HDP bir kez daha demokratik muhalefet safında pozisyon alma isteğini dile getirdi. Niyet beyanı açısından son derece önemli. Daha zor ama zorunlu olan da bunun pratik inşasıdır. Neden iktidardan yana olmadığı ile birlikte nasıl bir muhalefetten yana olabileceğinin mesajı verilmiştir.

“HDP MUHALEFETE CESARET VERMİŞTİR”

*Bu tutum belgesi muhalefet partilerine ve AK Parti’ye ne demiş oldu?

Muhalefete cesaret verme ve iktidara ise neden birlikte olunamadığının gerekçelerini sunma metnidir.

*HDP, var olan ittifakların dışında bir pozisyonda ama kaçınılmaz olarak bir ittifaka yakın olmak durumunda, ne dersiniz?

Yeni sistemin iki turluluğu sonuçta iki kutupluluğu kaçınılmaz kılıyor. Bir ittifakın içinde olmadan da yanında olma formülü aranmaktadır. Farklı toplum kesimlerinin yakınlaşma örnekleri siyasetin bir araya gelme potansiyelinden ileridedir. Başkanlık Sistemi’nin en önemlileri subaplarından birisi de partilerin dar katılıma karşı olmalarıdır. Esneklik ve daha geniş ittifaklara açık olma hali bir siyasi kültür değişimini gerektirmektedir.

“KILIÇDAROĞLU CHP’Yİ ÇÖZÜMÜN MUHATABI İLAN ETMİŞTİR”

*Kılıçdaroğlu’nun, Kürt sorununun çözümü için Meclis’i işaret etmesi, HDP’yi siyasi meşru bir muhatap kabul etmesi, HDP’nin kapatılma davasının sürdüğü, iktidar tarafından krimiznalize edildiği bir ortamda bir anlam ifade eder mi?

CHP lideri Kılıçdaroğlu kendini çözümün muhatabı olarak ilan etti. Bunu CHP’nin Barzani ziyareti ile birlikte değerlendirmeliyiz. Kapatma ve kriminalize etme girişimine karşı dikkatleri merkezi muhalefet konseptine çekme hamlesidir. Nitekim bu soruna dair sözü olmayan muhalefetin alternatif olma ihtimali olamaz.

*CHP’nin bölgede daha görünür olmasının, Kılıçdaroğlu’nun bu çıkışının muhalefetin seçimleri kazanmasına katkısı olur mu?

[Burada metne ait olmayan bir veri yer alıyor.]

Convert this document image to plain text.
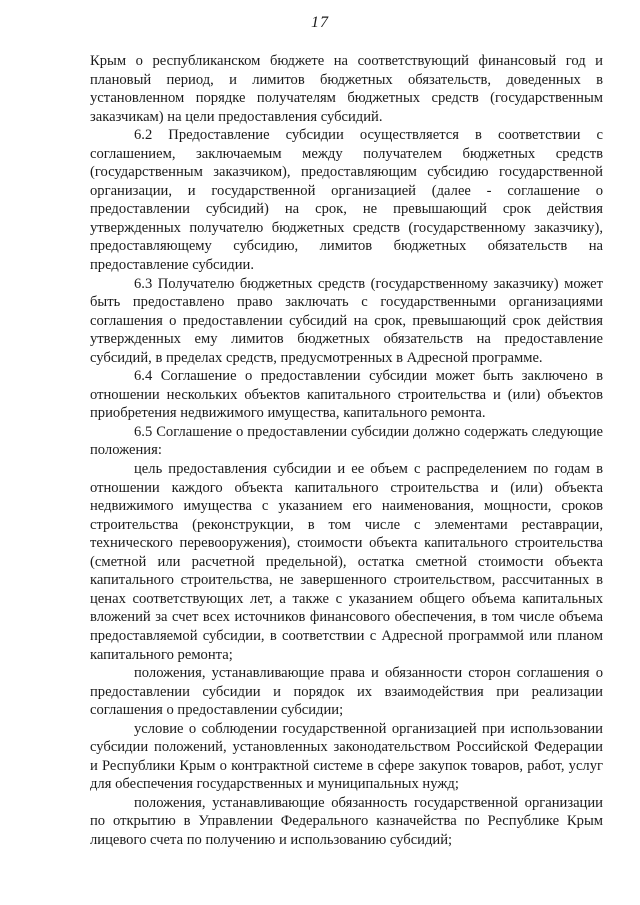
17

Крым о республиканском бюджете на соответствующий финансовый год и плановый период, и лимитов бюджетных обязательств, доведенных в установленном порядке получателям бюджетных средств (государственным заказчикам) на цели предоставления субсидий.

6.2 Предоставление субсидии осуществляется в соответствии с соглашением, заключаемым между получателем бюджетных средств (государственным заказчиком), предоставляющим субсидию государственной организации, и государственной организацией (далее - соглашение о предоставлении субсидий) на срок, не превышающий срок действия утвержденных получателю бюджетных средств (государственному заказчику), предоставляющему субсидию, лимитов бюджетных обязательств на предоставление субсидии.

6.3 Получателю бюджетных средств (государственному заказчику) может быть предоставлено право заключать с государственными организациями соглашения о предоставлении субсидий на срок, превышающий срок действия утвержденных ему лимитов бюджетных обязательств на предоставление субсидий, в пределах средств, предусмотренных в Адресной программе.

6.4 Соглашение о предоставлении субсидии может быть заключено в отношении нескольких объектов капитального строительства и (или) объектов приобретения недвижимого имущества, капитального ремонта.

6.5 Соглашение о предоставлении субсидии должно содержать следующие положения:

цель предоставления субсидии и ее объем с распределением по годам в отношении каждого объекта капитального строительства и (или) объекта недвижимого имущества с указанием его наименования, мощности, сроков строительства (реконструкции, в том числе с элементами реставрации, технического перевооружения), стоимости объекта капитального строительства (сметной или расчетной предельной), остатка сметной стоимости объекта капитального строительства, не завершенного строительством, рассчитанных в ценах соответствующих лет, а также с указанием общего объема капитальных вложений за счет всех источников финансового обеспечения, в том числе объема предоставляемой субсидии, в соответствии с Адресной программой или планом капитального ремонта;

положения, устанавливающие права и обязанности сторон соглашения о предоставлении субсидии и порядок их взаимодействия при реализации соглашения о предоставлении субсидии;

условие о соблюдении государственной организацией при использовании субсидии положений, установленных законодательством Российской Федерации и Республики Крым о контрактной системе в сфере закупок товаров, работ, услуг для обеспечения государственных и муниципальных нужд;

положения, устанавливающие обязанность государственной организации по открытию в Управлении Федерального казначейства по Республике Крым лицевого счета по получению и использованию субсидий;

Bu durum en azından CHP’ye oy vermeye yönelik peşin hükmü kırabilir. Daha önce Ağar’ın “düz ovada siyaset” mesajı bile o dönemde dikkat çekmeyi başardı.

*Siyasi aktörlerin HDP’ye her şeye rağmen mesafeli durması ne anlam ifade ediyor?

HDP kendisinin doğru anlaşılmasını isterken, başkalarının kaygılarını da anladığını hissettirmelidir. Bu durumun tek ve büyük sorumlusu HDP değil ama göz ardı da edilemez bir anahtar konumundadır.

“BU HAMLELER İKTİDARI ADIM ATMAYA ZORLAR”

*HDP’nin tutum belgesinden sonra AK Parti ve Cumhur İttifakı’nın karşı bir hamlesi gelebilir, yeni bir çözüm süreci vs gibi?

Muhalefetin her hamlesi iktidarı da adım atmaya mecbur eder. Eski yöntemle yeniden bir süreç başlatmanın ihtimalini zayıf görüyorum ama görmezlikten gelme lüksü de yok. 300 vekili bulmaya yönelik bir ara seçim arayışı başlayabilir.

*Yeni şeyler söylemek gerekir diye HDP’den ayrıldınız. Bu aşamada öncelikleriniz ne?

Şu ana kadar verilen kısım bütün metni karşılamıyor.